On a trip to pick up some ramen, you pass the basic ingredients to make spaghetti.
“Leave it all to me,” from “iCarly,” plays in your head and a bout of nostalgia floods your senses. Without hesitation, you gather your ingredients and rush to your dorm. You check out the necessary appliances from the front desk. Pots, pasta sauce and a dream in hand, you enter the dorm kitchen, and it’s at this moment you realize you’ve never cooked a meal by yourself before.
You cautiously start cooking and just when you think you’ve gotten the hang of it, a puff of smoke from actively burning meatballs sets off the fire alarm. The entire building evacuates from the alarm, leaving your dinner, and your pride, behind in the kitchen. Late nights on cable TV led to the assumption that college life was simple, chic and well… not this dirty.
In season 1, episode 5 of “Winx Club,” the main characters are tasked with kitchen duty which they are quickly relieved of after failing to flip omelettes, if only giving up was that easy. In season 2 episode 23 of “iCarly,” fun creations like spaghetti tacos made cooking look effortless. And in season 1 episode 9 of “Felicity,” a Thanksgiving spread including a full-sized turkey, endless sides and candles is laid out on 3 tables in a dorm room.
The media portrayed in the childhoods of today’s college students made dorm life, and with it, dorm cooking, look perfect. But it’s not 2006 anymore, and no one is attending the Alfea College for Fairies from “Winx Club.” It’s 2026 and Oregon State University students are weighing in on their experiences with dorm cooking.

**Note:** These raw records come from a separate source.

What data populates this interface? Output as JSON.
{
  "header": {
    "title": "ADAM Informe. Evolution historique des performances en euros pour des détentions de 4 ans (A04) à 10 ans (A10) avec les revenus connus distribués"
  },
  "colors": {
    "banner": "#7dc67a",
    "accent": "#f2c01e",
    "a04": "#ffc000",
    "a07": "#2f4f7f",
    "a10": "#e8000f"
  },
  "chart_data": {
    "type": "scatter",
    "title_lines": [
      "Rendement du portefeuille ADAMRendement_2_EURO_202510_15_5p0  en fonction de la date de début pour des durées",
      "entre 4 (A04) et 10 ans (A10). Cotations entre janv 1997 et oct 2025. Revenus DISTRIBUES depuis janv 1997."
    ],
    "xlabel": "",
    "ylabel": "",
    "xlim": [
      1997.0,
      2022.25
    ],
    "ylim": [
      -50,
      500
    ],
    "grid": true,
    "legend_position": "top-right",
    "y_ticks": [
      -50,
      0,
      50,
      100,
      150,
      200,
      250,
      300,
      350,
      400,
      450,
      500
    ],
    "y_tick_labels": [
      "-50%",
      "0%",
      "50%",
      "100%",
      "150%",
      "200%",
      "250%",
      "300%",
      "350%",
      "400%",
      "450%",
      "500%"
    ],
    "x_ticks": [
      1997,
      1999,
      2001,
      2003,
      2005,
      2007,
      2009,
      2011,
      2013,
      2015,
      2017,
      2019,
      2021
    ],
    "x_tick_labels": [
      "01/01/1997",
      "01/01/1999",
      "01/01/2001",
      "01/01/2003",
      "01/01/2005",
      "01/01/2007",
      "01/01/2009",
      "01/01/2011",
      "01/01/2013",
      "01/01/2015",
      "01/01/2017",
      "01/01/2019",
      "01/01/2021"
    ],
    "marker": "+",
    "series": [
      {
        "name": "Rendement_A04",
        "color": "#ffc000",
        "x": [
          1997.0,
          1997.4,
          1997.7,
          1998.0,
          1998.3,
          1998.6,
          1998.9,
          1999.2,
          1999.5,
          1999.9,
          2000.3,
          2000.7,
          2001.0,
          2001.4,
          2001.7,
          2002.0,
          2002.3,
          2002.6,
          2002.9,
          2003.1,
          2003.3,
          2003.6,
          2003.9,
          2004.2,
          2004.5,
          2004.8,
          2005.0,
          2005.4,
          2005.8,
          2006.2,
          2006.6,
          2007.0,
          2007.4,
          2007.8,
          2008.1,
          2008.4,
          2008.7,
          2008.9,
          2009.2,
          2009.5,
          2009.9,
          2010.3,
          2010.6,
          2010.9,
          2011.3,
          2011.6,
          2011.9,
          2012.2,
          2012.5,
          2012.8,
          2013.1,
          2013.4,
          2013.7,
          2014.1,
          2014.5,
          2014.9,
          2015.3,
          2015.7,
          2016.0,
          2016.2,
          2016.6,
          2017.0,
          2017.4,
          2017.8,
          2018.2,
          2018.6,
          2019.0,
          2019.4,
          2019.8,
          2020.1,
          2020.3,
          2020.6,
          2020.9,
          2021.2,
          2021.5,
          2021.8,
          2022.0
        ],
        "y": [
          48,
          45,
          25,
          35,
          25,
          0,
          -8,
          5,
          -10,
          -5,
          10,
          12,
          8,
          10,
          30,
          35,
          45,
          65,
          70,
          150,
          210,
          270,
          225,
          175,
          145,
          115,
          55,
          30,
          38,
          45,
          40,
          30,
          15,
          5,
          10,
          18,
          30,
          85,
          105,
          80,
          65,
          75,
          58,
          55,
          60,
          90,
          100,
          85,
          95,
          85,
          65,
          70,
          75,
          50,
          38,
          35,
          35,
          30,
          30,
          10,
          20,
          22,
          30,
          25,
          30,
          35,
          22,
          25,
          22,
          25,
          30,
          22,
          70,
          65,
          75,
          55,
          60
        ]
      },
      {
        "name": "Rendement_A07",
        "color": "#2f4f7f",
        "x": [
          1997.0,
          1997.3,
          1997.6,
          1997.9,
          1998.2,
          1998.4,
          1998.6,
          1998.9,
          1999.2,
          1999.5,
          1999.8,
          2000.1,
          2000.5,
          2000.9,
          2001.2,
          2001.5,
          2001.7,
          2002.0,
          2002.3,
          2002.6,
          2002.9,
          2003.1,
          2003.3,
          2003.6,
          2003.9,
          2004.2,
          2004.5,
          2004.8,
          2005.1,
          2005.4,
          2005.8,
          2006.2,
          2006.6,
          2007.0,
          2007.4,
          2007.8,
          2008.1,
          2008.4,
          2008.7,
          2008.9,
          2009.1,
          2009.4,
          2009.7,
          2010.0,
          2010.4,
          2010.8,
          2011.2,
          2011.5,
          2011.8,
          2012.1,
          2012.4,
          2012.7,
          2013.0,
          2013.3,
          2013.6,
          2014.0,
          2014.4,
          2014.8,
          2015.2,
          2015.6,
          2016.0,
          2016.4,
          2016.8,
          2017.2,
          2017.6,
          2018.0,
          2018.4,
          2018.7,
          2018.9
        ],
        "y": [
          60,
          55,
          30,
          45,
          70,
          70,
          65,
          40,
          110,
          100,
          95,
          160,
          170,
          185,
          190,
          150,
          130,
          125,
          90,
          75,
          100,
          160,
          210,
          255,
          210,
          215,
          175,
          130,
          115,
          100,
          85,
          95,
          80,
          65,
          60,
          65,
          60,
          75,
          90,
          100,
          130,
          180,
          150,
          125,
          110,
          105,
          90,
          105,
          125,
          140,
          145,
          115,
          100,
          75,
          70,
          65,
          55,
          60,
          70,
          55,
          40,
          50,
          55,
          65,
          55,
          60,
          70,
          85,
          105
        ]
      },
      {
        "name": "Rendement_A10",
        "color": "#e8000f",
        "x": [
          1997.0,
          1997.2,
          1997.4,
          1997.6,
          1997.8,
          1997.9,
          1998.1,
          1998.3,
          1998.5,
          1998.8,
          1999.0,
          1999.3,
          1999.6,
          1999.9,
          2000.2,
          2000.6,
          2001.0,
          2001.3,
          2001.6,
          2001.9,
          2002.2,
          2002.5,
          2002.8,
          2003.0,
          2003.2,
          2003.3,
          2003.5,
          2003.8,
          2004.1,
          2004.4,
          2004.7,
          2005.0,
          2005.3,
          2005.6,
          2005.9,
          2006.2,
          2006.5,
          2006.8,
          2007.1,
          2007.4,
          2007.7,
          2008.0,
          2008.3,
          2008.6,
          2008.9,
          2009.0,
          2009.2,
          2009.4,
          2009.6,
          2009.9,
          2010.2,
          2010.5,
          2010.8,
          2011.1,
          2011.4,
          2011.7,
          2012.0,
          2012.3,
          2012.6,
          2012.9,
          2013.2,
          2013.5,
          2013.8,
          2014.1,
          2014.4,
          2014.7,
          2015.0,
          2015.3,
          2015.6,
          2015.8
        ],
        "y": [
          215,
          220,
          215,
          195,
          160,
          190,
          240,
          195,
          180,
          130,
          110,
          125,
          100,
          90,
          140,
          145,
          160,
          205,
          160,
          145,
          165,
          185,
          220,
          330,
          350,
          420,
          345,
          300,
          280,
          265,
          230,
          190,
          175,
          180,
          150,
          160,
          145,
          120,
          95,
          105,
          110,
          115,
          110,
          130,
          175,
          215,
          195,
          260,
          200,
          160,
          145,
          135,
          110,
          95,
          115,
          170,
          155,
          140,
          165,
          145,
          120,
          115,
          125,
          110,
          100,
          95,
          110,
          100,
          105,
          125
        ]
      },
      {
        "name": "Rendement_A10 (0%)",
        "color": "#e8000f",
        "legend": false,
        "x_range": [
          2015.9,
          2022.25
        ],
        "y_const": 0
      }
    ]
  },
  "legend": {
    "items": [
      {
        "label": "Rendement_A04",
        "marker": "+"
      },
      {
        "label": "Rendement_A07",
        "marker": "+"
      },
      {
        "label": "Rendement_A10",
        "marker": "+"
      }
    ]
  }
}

Zadie Tassi, a freshman marketing major living in Wilson Hall, said she enjoys that “the microwave is convenient but people won’t bring down the Eco2Go containers for weeks, they just pile them up in the kitchen or their dorms.”
Dirty Eco2Go containers were not something Gabriella Montez from High School Musical was dealing with in college.
Lian Daly, a sophomore geology major who lived in McNary Hall his freshman year, said that not all kitchens are rated equally.
“Me and my friends would go to his dorm for any cooking related stuff because they always had more appliances available,” said Daly. His friend lived in Buxton Hall. Meanwhile, appliances seem abundant at the Thanksgiving dinner from “Felicity.”
That said, some students enjoy having the communal kitchen. Olivia Bonnet, a freshman environmental engineering major living in Buxton Hall appreciates the kitchen.
“It’s the flexibility of the space, and the money saver it can be,” she said. She recommends to anyone nervous to enter the space to, “find a friend to scope out the area with.”
“These resources are extremely helpful to the people living in these dorms. It allows for both bonding and the ability to cook on a budget. It also teaches some people what responsibility is by understanding how to take care of a shared space,” said Presley Blackham, a freshman forestry major living in Wilson Hall.
“We made a lot of omelettes,” Alaina Visi remembers from freshman year. Visi is a junior interior design major who lived in Callahan Hall her freshman year.
Despite dorm life being in Visi’s past, the communal kitchen still makes appearances in her current day. “My RA friend had me over for Thanksgiving dinner, it really is a great space to bring communities together,” she said. Visi recommends freshmen to not be afraid to try something new in the kitchen and to “have fun doing it for yourself, you don’t always need a friend.”